Evaluation and Continuous Improvement¶
After establishing the conversational interface and powering it with a robust semantic foundation, Numbers Station prioritizes the accuracy and continual refinement of its outputs. Accuracy is not limited to correctness of a single answer; it must incorporate the system's ability to recall past solutions, leverage existing analytics, and continuously improve based on user feedback and real-world usage patterns. Additionally, our agentic approach and specialized Text-to-SQL techniques enable us to enhance the accuracy and performance of even the most advanced Large Language Models (LLMs) like GPT-4 and others, outperforming them in complex, messy data environments (see image below).
Evaluation Through a Three-Pillar Architecture¶
The system's evaluation emerges from a structured approach:
- Curated Knowledge Base: The Knowledge Layer, enriched with human-validated metadata, ensures query logic aligns with established business definitions.
- Strategic Insight Utilization: The multi-agent workflow (Planner, Search, Intent, Query, Charting, Action) continuously checks for relevance, uses historical solutions, and refines SQL to produce contextually relevant answers.
- Agentic Framework Integration: Each agent specializes in a particular aspect of query resolution, working together under the Planner Agent's coordination to validate correctness and consistency before finalizing responses.
Benchmarks and internal evaluations show that this architectural approach yields improvements over conventional query generation and retrieval tools. Whether responding to known, repetitive questions or generating novel analyses, the layered semantics and agent collaboration help ensure that answers align with business expectations.
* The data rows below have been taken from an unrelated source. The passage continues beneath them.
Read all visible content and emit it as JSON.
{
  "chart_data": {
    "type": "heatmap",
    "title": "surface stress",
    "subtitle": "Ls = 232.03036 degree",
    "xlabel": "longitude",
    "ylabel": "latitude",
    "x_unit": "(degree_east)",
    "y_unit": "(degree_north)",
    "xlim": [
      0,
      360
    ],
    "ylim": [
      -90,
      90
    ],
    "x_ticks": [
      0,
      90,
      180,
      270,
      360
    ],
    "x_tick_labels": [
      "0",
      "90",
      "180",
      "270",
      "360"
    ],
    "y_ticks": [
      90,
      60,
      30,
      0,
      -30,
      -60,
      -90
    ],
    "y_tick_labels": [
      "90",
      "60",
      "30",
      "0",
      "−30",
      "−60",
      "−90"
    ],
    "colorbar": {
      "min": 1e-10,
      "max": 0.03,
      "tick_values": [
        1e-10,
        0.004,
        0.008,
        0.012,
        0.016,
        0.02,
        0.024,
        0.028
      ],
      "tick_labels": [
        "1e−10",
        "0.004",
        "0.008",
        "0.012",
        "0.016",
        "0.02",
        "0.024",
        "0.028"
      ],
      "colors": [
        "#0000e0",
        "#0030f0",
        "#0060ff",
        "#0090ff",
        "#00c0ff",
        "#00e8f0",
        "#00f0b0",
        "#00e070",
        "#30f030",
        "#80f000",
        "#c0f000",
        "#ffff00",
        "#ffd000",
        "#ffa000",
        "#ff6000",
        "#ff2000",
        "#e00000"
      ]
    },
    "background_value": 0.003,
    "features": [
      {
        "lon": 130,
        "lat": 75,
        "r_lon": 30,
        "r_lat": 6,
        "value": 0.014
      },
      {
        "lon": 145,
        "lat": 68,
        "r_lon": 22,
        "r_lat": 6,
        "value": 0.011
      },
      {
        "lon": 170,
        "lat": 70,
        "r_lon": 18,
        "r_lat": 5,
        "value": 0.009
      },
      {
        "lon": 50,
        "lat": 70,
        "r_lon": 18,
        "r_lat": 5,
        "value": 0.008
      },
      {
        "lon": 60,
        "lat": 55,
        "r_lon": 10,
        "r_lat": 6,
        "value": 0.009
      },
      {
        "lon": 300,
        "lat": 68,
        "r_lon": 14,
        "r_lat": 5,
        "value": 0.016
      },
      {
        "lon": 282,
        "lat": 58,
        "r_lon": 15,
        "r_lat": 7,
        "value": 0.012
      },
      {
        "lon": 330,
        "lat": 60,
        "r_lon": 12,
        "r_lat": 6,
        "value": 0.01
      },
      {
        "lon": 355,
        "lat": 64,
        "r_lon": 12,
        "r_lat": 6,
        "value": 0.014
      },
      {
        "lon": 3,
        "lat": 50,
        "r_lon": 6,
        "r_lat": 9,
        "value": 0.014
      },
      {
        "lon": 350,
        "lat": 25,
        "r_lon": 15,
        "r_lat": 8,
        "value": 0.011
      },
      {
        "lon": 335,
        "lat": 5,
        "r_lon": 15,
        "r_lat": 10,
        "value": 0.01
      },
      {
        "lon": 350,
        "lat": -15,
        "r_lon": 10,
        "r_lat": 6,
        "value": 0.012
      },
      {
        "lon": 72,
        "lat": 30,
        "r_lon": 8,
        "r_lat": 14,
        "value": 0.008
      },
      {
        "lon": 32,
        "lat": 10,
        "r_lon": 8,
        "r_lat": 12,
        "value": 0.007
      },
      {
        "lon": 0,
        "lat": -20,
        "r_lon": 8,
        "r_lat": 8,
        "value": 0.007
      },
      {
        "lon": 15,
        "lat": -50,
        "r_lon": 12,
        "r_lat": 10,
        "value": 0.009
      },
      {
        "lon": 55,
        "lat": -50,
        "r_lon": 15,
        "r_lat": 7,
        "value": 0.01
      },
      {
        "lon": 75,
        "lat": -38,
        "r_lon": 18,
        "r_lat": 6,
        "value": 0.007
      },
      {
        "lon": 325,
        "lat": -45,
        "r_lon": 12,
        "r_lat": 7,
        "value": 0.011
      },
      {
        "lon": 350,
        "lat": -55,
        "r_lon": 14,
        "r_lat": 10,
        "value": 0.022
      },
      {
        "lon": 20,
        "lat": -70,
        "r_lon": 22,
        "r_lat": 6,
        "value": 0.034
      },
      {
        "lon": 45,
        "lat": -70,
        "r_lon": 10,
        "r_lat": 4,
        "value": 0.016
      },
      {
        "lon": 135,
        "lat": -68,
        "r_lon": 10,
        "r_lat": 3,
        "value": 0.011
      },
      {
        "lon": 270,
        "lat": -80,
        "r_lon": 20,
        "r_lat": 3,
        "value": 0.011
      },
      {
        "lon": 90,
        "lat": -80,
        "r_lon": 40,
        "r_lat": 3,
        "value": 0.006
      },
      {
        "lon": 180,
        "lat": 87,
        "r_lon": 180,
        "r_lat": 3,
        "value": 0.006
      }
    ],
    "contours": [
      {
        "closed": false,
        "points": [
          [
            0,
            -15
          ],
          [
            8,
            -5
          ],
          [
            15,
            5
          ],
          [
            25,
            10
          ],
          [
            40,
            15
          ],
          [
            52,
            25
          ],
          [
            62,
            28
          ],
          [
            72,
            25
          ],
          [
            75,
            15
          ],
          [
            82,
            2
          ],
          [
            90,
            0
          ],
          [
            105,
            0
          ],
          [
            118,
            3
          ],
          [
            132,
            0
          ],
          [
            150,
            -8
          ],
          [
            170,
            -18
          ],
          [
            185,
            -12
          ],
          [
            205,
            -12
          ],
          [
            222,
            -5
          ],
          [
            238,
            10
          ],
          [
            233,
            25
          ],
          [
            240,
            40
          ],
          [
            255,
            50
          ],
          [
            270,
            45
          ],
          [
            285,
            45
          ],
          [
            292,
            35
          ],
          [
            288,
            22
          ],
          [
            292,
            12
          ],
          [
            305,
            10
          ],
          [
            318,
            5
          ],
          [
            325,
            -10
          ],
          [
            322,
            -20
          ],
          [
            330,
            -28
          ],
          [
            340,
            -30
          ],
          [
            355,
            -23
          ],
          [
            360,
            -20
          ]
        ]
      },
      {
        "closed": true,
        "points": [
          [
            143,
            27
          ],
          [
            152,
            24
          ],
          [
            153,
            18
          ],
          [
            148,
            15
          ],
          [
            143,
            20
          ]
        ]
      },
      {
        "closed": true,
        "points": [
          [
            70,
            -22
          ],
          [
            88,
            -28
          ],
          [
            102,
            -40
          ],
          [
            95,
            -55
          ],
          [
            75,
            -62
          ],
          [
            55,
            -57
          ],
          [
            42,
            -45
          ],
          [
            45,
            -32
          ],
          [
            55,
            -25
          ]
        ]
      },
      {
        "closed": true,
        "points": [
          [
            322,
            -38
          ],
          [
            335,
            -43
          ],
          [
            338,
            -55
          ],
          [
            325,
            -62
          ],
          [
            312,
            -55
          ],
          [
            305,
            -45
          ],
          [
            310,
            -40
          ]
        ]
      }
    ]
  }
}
Balancing Accuracy With Recall and Efficiency¶
In practice, a large portion of enterprise queries—often 80–90%—are not new. They reference scenarios that have been answered previously in dashboards, documents, or conversation histories. Numbers Station emphasizes recall capabilities to surface these established insights quickly:
- High Recall for Existing Answers: The Search Agent retrieves previously answered questions or relevant dashboards. This reduces time-to-insight by recycling validated knowledge, increasing user trust and productivity.
- Reduced Redundancy: By capitalizing on existing solutions, the system avoids unnecessary recomputation, allowing users to benefit from prior work and institutional memory.
For the 10–20% of genuinely new queries, the platform leverages the Knowledge Layer, refining SQL and applying semantic context to produce accurate, actionable results. This combination of recall and novel query generation ensures that accuracy is useful and efficient in real-world conditions.
Beyond Accuracy—Measurable Business ROI¶
While accuracy is important, Numbers Station also focuses on turning correct answers into business value. By reducing the time spent locating known answers, empowering self-service analytics, and providing immediate, context-rich insights, the system improves decision-making efficiency. Instead of incrementally optimizing accuracy metrics alone, the platform enables tangible gains—faster analysis cycles, more informed decisions, and ultimately, a better return on your analytics investments.
Continuous Feedback Loops and Monitoring¶
Over time, usage patterns and direct user feedback help Numbers Station improve:
- User Feedback Tracking: The system records user queries, monitors satisfaction signals (e.g., acceptance of results, follow-up clarifications), and identifies where answers fall short.
- Discrepancy Flagging: If an answer is deemed incomplete or inaccurate, it can be flagged for review by domain experts. These experts can update metadata, refine relationships, or correct misunderstandings in the Knowledge Layer.
- Iterative Improvement: Each interaction, correction, and refinement enhances the underlying semantic understanding. As corrections accumulate, the platform continually adapts, becoming more aligned with the business's evolving needs and standards.
Summary¶
The feedback loop ensures that Numbers Station is never static. Instead, it is a living system that learns from each query and user action, incrementally improving accuracy, recall, and relevance. By continuously optimizing the balance between correctness, speed, and context, the platform grows more aligned with the organization's goals. Over time, what begins as a strong baseline of accuracy and recall evolves into a sophisticated, continuously improving analytics environment that saves time, provides measurable ROI, and better supports complex decision-making.